ABD donanması Orta Doğu’da güç gösterisini tırmandırıyor. ABD Donanması’ndan üst düzey bir yetkilinin açıklamasına göre, nükleer güçle çalışan ve ABD’nin en büyük uçak gemisi olan USS Gerald Ford, 24 Haziran’da Avrupa’ya doğru yola çıkacak. Bu hamleyle birlikte, Orta Doğu’ya yakın bölgede konuşlanan Amerikan uçak gemisi sayısı üçe yükselecek.
Bu gelişme, israil-İran geriliminin giderek savaşa dönüştüğü bir süreçte gerçekleşiyor. ABD’nin eski Başkanı Donald Trump, geçtiğimiz günlerde İran’ın nükleer silaha çok yaklaştığını iddia ederek, “İran’a iki haftadan fazla sabretmem” demiş ve doğrudan müdahale seçeneğini açıkça dillendirmişti.
Üç Koldan Kuşatma: Bölgeye Yönelen Uçak Gemileri
USS Gerald Ford’un katılımıyla birlikte, ABD’nin bölgedeki deniz gücü ciddi şekilde artmış olacak. Zira bölgede halihazırda iki önemli uçak gemisi daha bulunuyor:
-
USS Carl Vinson, uzun süredir bölgedeki Amerikan askeri varlığının merkezinde yer alıyor ve zaman zaman Yemen’deki Ensarullah hedeflerine yönelik saldırılarda da kullanıldı.
-
USS Nimitz ise Güney Çin Denizi’nden ayrılarak Orta Doğu’ya yönlendirilmiş durumda.

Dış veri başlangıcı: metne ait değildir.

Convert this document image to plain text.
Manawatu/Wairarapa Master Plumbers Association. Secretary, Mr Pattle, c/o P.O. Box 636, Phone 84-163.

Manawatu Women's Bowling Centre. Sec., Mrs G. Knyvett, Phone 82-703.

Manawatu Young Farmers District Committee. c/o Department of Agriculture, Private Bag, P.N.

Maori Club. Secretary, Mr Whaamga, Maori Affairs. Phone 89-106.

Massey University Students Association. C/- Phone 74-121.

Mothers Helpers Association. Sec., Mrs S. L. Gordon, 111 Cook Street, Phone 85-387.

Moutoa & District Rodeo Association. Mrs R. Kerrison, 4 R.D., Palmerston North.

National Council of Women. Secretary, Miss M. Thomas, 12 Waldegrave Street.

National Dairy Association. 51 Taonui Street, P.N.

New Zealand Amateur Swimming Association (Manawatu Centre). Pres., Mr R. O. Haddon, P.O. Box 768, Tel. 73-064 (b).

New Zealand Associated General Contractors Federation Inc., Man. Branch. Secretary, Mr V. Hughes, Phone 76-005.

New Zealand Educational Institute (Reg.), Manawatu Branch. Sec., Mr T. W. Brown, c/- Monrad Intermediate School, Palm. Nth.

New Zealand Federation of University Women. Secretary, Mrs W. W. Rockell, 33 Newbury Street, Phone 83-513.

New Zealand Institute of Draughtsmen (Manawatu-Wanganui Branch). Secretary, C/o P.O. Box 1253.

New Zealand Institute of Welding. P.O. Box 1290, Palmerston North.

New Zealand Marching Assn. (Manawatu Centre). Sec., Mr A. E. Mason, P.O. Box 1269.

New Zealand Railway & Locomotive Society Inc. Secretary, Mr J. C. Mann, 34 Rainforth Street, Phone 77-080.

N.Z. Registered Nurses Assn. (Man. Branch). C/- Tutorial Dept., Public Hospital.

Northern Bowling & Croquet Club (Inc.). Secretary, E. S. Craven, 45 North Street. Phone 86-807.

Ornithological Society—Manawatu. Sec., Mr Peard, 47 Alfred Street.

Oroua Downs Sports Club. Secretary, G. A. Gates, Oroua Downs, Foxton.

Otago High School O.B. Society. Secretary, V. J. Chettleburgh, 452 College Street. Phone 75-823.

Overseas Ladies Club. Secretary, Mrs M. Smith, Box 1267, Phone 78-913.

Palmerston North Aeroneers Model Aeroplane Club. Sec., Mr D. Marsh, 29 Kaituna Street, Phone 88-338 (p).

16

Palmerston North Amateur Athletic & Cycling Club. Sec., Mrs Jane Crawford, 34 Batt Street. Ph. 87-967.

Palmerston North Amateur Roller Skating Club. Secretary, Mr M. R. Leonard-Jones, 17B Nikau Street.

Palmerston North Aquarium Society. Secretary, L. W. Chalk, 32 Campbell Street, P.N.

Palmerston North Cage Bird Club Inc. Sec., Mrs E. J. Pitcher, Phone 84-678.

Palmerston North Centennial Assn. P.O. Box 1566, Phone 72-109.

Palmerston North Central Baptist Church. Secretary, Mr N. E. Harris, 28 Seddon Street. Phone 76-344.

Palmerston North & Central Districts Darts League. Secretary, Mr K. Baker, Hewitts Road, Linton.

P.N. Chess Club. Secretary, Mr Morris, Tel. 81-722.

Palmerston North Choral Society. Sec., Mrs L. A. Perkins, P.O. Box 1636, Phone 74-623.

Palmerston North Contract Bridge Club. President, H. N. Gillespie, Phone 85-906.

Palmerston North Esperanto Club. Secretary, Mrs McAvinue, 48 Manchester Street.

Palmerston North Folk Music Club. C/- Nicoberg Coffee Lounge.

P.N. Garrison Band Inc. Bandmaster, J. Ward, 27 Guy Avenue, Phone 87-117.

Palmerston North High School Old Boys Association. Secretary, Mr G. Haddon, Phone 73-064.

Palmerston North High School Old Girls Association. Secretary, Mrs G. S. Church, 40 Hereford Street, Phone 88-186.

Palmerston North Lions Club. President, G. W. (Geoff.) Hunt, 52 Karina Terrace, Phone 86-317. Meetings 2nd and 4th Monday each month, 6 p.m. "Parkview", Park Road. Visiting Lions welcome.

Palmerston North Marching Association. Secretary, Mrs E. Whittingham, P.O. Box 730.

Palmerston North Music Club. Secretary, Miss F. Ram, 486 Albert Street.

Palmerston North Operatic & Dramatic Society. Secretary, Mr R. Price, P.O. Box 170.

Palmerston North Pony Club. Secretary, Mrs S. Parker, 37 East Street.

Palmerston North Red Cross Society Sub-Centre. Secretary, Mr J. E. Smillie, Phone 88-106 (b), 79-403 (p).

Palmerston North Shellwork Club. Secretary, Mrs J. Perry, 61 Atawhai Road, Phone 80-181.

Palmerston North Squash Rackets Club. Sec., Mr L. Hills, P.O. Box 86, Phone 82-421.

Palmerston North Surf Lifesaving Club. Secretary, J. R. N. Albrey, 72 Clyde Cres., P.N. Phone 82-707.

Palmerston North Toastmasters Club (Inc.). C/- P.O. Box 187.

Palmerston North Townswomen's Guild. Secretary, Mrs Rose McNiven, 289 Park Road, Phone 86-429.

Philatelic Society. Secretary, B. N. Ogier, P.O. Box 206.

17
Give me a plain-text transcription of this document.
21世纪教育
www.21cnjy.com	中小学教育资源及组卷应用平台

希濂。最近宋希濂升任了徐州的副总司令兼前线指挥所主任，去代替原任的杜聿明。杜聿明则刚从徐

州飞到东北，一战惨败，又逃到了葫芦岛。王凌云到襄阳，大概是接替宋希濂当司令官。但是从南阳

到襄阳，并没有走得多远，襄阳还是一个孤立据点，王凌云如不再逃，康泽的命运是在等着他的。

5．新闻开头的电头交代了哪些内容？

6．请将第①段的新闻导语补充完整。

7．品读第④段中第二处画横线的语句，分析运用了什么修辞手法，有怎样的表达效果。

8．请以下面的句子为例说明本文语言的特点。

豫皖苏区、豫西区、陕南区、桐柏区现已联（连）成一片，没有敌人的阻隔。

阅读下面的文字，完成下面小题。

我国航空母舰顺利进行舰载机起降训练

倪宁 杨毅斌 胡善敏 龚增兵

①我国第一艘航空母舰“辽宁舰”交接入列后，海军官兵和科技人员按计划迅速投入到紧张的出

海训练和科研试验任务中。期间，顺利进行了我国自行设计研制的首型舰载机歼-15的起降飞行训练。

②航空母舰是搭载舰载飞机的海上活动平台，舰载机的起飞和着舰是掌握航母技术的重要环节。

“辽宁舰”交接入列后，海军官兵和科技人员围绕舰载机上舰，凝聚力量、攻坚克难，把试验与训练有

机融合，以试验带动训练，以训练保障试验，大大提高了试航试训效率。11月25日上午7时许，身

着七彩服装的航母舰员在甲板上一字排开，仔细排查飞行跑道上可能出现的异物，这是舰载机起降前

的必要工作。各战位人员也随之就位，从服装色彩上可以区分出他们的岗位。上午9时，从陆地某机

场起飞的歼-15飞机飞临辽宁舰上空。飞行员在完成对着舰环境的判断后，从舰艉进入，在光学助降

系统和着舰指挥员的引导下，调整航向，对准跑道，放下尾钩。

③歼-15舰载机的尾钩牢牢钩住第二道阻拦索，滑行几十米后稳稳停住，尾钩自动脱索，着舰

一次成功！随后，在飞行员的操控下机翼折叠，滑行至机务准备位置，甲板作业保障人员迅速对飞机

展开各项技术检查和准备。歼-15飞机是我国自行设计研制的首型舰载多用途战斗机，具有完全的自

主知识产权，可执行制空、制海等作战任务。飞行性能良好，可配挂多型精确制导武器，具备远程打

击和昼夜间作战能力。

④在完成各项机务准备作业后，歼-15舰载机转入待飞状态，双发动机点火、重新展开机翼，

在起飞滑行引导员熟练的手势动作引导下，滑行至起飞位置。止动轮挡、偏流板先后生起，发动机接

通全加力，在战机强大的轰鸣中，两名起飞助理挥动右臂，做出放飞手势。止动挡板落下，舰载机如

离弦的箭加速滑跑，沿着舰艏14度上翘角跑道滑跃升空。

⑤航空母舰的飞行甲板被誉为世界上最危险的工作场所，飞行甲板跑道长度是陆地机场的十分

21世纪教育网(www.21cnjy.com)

Bu üç uçak gemisinin aynı anda bölgeye konuşlanması, yalnızca İran’a karşı değil, direniş eksenine karşı topyekûn bir baskı politikası olarak yorumlanıyor.
USS Gerald Ford: ABD’nin Yüzen Kalesi
2017 yılında aktif hizmete giren USS Gerald Ford, 100 bin tonluk devasa yapısıyla ABD donanmasının yeni nesil gözdesi. Yüzlerce savaş uçağını taşıyabilecek kapasitedeki bu uçak gemisi, nükleer enerjiyle çalışıyor ve uzun süreli operasyon kabiliyetine sahip.
Savaş uçakları, radar sistemleri, savunma füze sistemleri ve keşif teknolojileriyle donatılmış olan Gerald Ford, ABD’nin denizlerdeki gövde gösterisinin sembolü olarak görülüyor.
Tansiyon Daha da Yükselecek mi?
Gerald Ford’un bölgeye hareketi, yalnızca askeri değil, politik bir mesaj olarak da değerlendiriliyor. İsrail’in İran’a yönelik saldırılarını tırmandırması, Yemen ve Suriye'deki ABD destekli operasyonlar, ve Trump’ın açık müdahale sinyalleri, Orta Doğu’nun yeni bir savaşa daha sürüklenebileceği yönünde kaygıları artırıyor.
Uluslararası gözlemciler, ABD'nin bu hamlesinin, İran’ı müzakereye zorlamak değil, köşeye sıkıştırmak anlamına geldiğini belirtiyor. Ancak böyle bir kuşatma, aynı zamanda bölgesel direniş hareketlerinin daha güçlü karşılıklar vermesine de yol açabilir.